Suppose I have following data.frame
:
test <- data.frame(id = c(rep(1,6), rep(2,3)),
monthYear = c("Dec16","Nov16","Oct16","Dec16","Nov16","Oct16","Dec16","Nov16","Dec16"),
color = c(rep("black", 4),rep("red",2),rep("black", 2),"red"),
quantity = c(1:9))
which results in this data.frame:
> test
id monthYear color quantity
1 1 Dec16 black 1
2 1 Nov16 black 2
3 1 Oct16 black 3
4 1 Dec16 black 4
5 1 Nov16 red 5
6 1 Oct16 red 6
7 2 Dec16 black 7
8 2 Nov16 black 8
9 2 Dec16 red 9
For each unique id
I need to create a subset of color
by monthYear
, where each monthYear is placed as a new column and quantity is aggregated accordingly:
library("reshape")
for (i in unique(test$id)) {
subsetTest <- aggregate(cbind(quantity) ~ monthYear + color,
data = test[test$id==i,],
sum)
subsetTestColumns <- reshape(subsetTest,
timevar=as.character("monthYear"),
idvar="color",
direction="wide")
names(subsetTestColumns)[-1]<-as.character(unique(subsetTest$monthYear))
subsetTestColumns[is.na(subsetTestColumns)]<-0
# Reorder by column name (just in case)
subsetTestColumns[c("color", "Dec16", "Nov16","Oct16")]
### Do something with the resulting data.frame
}
For the first Id, the output is as expected:
> subsetTestColumns
color Dec16 Nov16 Oct16
1 black 5 2 3
4 red 0 5 6
However, the loop
fails for id=2 because there are not complete cases (Oct16 does not exist at all). Note that the structure of the resulting data.frame has to be exactly [color, Dec16, Nov16, Oct16]
I probably could check (before naming the monthYear columns) if all of the three monthYears exist, and if not, create them manually. But somehow, I do not feel comfortable with this way.

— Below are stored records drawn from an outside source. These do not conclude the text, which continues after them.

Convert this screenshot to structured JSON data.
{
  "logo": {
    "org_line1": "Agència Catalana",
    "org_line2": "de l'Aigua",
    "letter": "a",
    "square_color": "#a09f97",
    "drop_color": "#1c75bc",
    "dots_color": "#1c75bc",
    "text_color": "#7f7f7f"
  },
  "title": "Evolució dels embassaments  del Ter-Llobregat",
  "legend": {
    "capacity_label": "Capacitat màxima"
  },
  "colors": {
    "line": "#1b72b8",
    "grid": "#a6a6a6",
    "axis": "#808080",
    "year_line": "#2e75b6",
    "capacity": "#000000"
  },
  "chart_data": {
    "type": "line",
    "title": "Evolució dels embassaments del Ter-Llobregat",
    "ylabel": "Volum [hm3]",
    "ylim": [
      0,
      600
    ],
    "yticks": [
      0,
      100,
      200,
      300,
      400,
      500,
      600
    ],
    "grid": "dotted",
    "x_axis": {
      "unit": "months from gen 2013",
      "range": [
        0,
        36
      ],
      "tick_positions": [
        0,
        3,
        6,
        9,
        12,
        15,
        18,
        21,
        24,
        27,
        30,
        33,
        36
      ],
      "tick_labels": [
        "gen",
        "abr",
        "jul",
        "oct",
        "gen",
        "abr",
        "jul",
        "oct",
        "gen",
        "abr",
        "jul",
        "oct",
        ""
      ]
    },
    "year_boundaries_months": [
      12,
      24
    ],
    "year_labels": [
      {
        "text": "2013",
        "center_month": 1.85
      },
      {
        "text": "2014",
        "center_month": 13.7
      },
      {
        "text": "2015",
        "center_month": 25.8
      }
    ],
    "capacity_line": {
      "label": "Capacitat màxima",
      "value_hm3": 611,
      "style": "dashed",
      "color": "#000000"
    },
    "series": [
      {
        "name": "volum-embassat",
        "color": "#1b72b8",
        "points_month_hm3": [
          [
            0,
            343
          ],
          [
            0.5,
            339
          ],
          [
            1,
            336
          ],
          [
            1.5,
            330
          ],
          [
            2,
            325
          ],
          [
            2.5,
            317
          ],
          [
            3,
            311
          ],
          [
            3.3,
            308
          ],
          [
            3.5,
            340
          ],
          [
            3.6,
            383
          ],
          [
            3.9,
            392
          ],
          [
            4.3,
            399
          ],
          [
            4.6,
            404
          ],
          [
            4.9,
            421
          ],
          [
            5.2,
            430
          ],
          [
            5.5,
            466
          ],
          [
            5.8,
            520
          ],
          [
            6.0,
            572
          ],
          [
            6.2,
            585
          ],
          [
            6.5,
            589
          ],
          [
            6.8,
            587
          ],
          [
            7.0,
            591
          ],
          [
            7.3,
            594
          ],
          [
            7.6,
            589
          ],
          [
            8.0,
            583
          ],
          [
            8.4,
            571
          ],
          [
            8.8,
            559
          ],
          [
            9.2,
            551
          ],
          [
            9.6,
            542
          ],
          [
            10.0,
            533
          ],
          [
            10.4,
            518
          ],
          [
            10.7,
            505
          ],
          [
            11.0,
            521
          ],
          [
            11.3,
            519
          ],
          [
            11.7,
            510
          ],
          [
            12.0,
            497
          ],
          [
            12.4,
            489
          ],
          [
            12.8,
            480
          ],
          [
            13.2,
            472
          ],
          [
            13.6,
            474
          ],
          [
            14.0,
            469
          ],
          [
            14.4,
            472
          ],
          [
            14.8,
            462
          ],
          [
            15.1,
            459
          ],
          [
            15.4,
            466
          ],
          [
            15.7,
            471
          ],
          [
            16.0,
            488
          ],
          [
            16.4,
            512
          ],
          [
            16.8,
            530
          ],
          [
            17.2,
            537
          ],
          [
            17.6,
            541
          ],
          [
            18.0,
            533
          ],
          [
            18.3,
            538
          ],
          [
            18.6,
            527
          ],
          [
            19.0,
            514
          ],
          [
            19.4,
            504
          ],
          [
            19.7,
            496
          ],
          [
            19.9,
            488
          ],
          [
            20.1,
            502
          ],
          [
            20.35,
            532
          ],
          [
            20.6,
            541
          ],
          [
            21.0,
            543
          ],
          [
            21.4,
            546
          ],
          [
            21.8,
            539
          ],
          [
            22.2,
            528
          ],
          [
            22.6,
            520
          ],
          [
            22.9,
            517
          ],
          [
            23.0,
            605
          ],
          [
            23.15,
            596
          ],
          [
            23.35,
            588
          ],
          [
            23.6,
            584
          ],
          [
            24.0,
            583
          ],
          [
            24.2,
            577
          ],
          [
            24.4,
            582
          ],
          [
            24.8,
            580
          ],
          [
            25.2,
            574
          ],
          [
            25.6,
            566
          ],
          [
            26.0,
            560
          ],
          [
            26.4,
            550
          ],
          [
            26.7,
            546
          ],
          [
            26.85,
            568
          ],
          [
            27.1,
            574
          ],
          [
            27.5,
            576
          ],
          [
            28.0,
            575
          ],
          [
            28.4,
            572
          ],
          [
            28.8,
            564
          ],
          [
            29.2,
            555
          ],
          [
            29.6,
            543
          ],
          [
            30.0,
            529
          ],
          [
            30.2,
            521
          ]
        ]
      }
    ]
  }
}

I assume, that the best way to prevent the error would be adding the missing observations with zero quantities. Therefore, after creating the subsetTest
data.frame with the aggregate
function, I get following structure for id=2:
monthYear color quantity
1 Dec16 black 7
2 Nov16 black 8
3 Dec16 red 9
In my opinion, adding 0 quantity to black for Oct16, and 0 quantity to red for Nov16 and Oct16 seems the more logic way to resolve the problem. Can you light me up on how to achieve this, taking into consideration that the original data has more than 100 ids and in each case the missing observations would be totally different?